The respect for Amupitan’s record as a scholar and legal mind has been championed by many. He arrives with his credentials that include deep experience in corporate governance and evidence law, and that matters.
Nigerians want someone who can understand the complex rules governing electoral contests and who can read legal challenges without being intimidated. The presence of an academic among INEC’s leaders has, for many, restored a measure of faith that procedure and principle might have a fair hearing.
However, sentiments shared as opinions and party statements reveal a country divided on whether appointment processes and political signals compromise the independence of INEC. Critics from opposition camps and civil society have asked tough questions in the press about how appointments are made and whether the commission can act honestly without fear of political pressure.
That scepticism is not mere cynicism. It is the residue of past elections where the perception of partiality did real damage to legitimacy. If INEC is to regain trust, it must address this perception openly by taking the right actions during elections.
Beyond personalities, Nigerians voiced policy priorities that matter more than any chair’s biography. There is an apparent demand for credible technology that actually works.
Prior promises of real-time result transmission and the frustration when systems failed to deliver still linger. Nigerians are tired of technological optimism that collapses at the point of use.
They want phased pilots, hardened redundancy, and staff who can run the machines under pressure. Although Nigeria itself is under pressure now, that’s on a lighter note. Technology must be an enabler of transparency, not a covering story for new faults.
Questions in the press still need to be answered, including how electoral materials are purchased, who trains ad hoc staff, and how sensitive materials are transported across the country. Opacity in any of those processes invites rumours and makes orderly elections harder.
There is an urgent need for improved and expedited legal dispute resolution in our courts. The long tail of election litigation, which leaves winners and losers locked in court for months, can be addressed. Nigerians want quicker judicial responses and more robust pre-election mediation to resolve the minor disputes that later escalate into crises.
Electoral commissions operate in political weather. Amupitan’s job will partly be weatherproofing INEC for the boisterous Nigerian political climate.
Building processes and public records that stay firm when politics turns hot is not an option. That means publishing procurement schedules, staffing plans, and result protocols in advance, and inviting scrutiny so that surprises become rarer.
There are also operational fixes Nigerians expect to see in print before votes begin. Real-time publication of vendor contracts, more transparent chains of custody for sensitive materials, early testing and certification of technology, and improved pay and protection for ad hoc staff who run elections on the ground, especially the NYSC members.
The truth remains that no individual, however learned, can remake an institution alone. The chair must be both the chief executive and the chief convener. He will need partners in the judiciary, the security services, the legislature, and the press. Amupitan must also accept public oversight without defensiveness. The moment demands humility and steady engineering rather than the high drama we have been experiencing.

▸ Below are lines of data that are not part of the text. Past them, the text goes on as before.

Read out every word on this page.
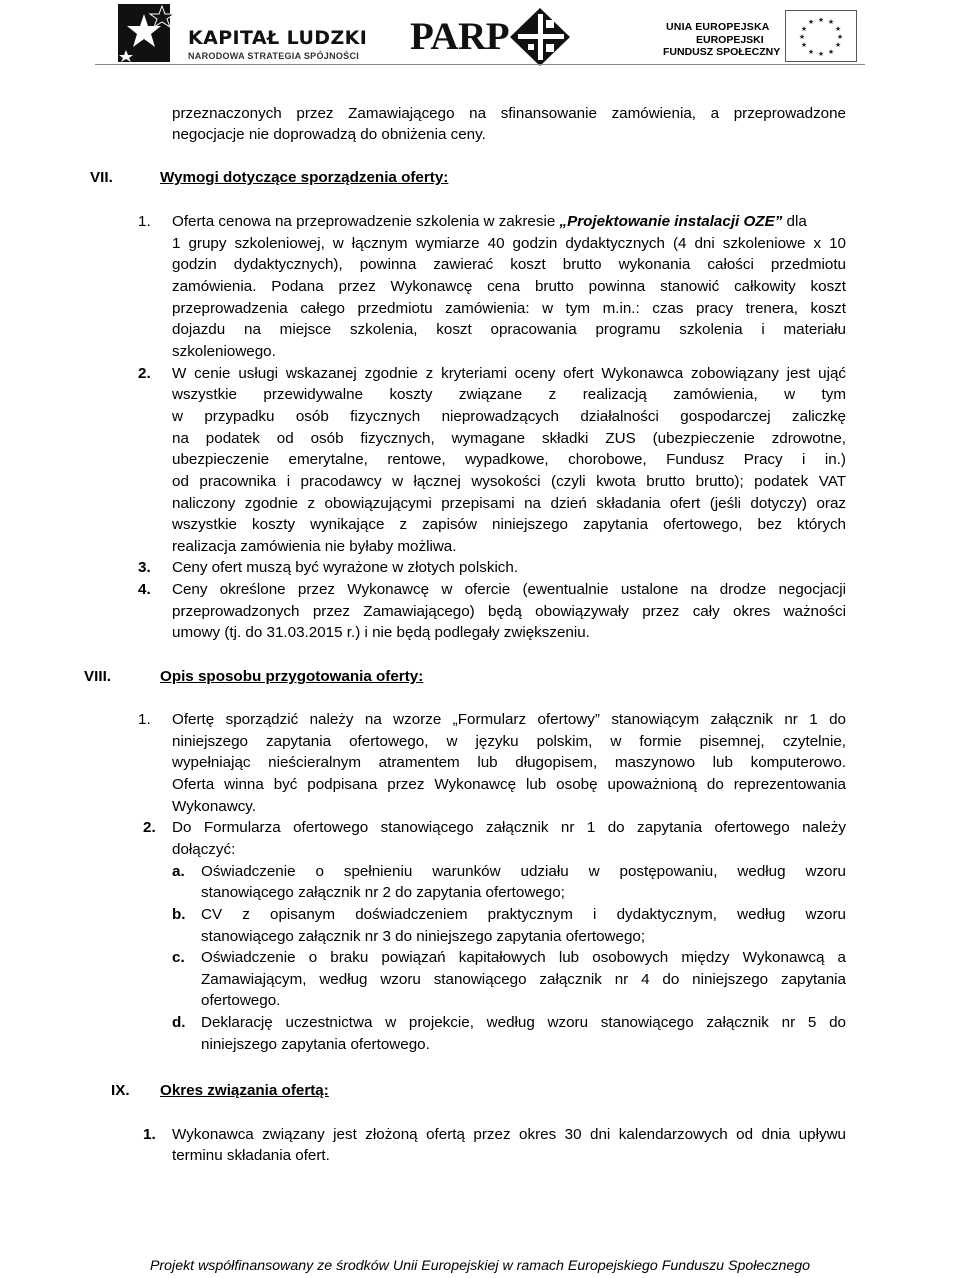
KAPITAŁ LUDZKI
NARODOWA STRATEGIA SPÓJNOŚCI PARP	UNIA EUROPEJSKA
EUROPEJSKI
FUNDUSZ SPOŁECZNY
★ ★
★
★
★
★
★
★
★
★
★
★
przeznaczonych przez Zamawiającego na sfinansowanie zamówienia, a przeprowadzone
negocjacje nie doprowadzą do obniżenia ceny.
VII.	Wymogi dotyczące sporządzenia oferty:
1. Oferta cenowa na przeprowadzenie szkolenia w zakresie „Projektowanie instalacji OZE” dla
1 grupy szkoleniowej, w łącznym wymiarze 40 godzin dydaktycznych (4 dni szkoleniowe x 10
godzin dydaktycznych), powinna zawierać koszt brutto wykonania całości przedmiotu
zamówienia. Podana przez Wykonawcę cena brutto powinna stanowić całkowity koszt
przeprowadzenia całego przedmiotu zamówienia: w tym m.in.: czas pracy trenera, koszt
dojazdu na miejsce szkolenia, koszt opracowania programu szkolenia i materiału
szkoleniowego.
2. W cenie usługi wskazanej zgodnie z kryteriami oceny ofert Wykonawca zobowiązany jest ująć
wszystkie przewidywalne koszty związane z realizacją zamówienia, w tym
w przypadku osób fizycznych nieprowadzących działalności gospodarczej zaliczkę
na podatek od osób fizycznych, wymagane składki ZUS (ubezpieczenie zdrowotne,
ubezpieczenie emerytalne, rentowe, wypadkowe, chorobowe, Fundusz Pracy i in.)
od pracownika i pracodawcy w łącznej wysokości (czyli kwota brutto brutto); podatek VAT
naliczony zgodnie z obowiązującymi przepisami na dzień składania ofert (jeśli dotyczy) oraz
wszystkie koszty wynikające z zapisów niniejszego zapytania ofertowego, bez których
realizacja zamówienia nie byłaby możliwa.
3. Ceny ofert muszą być wyrażone w złotych polskich.
4. Ceny określone przez Wykonawcę w ofercie (ewentualnie ustalone na drodze negocjacji
przeprowadzonych przez Zamawiającego) będą obowiązywały przez cały okres ważności
umowy (tj. do 31.03.2015 r.) i nie będą podlegały zwiększeniu.
VIII.	Opis sposobu przygotowania oferty:
1. Ofertę sporządzić należy na wzorze „Formularz ofertowy” stanowiącym załącznik nr 1 do
niniejszego zapytania ofertowego, w języku polskim, w formie pisemnej, czytelnie,
wypełniając nieścieralnym atramentem lub długopisem, maszynowo lub komputerowo.
Oferta winna być podpisana przez Wykonawcę lub osobę upoważnioną do reprezentowania
Wykonawcy.
2. Do Formularza ofertowego stanowiącego załącznik nr 1 do zapytania ofertowego należy
dołączyć:
a. Oświadczenie o spełnieniu warunków udziału w postępowaniu, według wzoru
stanowiącego załącznik nr 2 do zapytania ofertowego;
b. CV z opisanym doświadczeniem praktycznym i dydaktycznym, według wzoru
stanowiącego załącznik nr 3 do niniejszego zapytania ofertowego;
c. Oświadczenie o braku powiązań kapitałowych lub osobowych między Wykonawcą a
Zamawiającym, według wzoru stanowiącego załącznik nr 4 do niniejszego zapytania
ofertowego.
d. Deklarację uczestnictwa w projekcie, według wzoru stanowiącego załącznik nr 5 do
niniejszego zapytania ofertowego.
IX. Okres związania ofertą:
1. Wykonawca związany jest złożoną ofertą przez okres 30 dni kalendarzowych od dnia upływu
terminu składania ofert.
Projekt współfinansowany ze środków Unii Europejskiej w ramach Europejskiego Funduszu Społecznego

Nigerians will forgive mistakes if they are acknowledged and corrected, but they will not forgive secrecy. The path to restored electoral trust runs through transparent actions, meaningful engagement, and a demonstrable willingness to be held accountable.
If Prof Amupitan can show that in months, not years, the 2027 elections and the intervening local polls will be judged less by partisan cheers and more by public confidence.
The confirmation of a capable scholar is a moment to hope. Now, this conversation must shift to deliverables, including clear timelines, published procurement and staffing plans, tested technology, and expedited legal pathways for disputes.
INEC leadership can answer the press and the people with action; history will remember the appointment as a turning point. If not, the debate will continue until a saviour emerges from Mount Zion.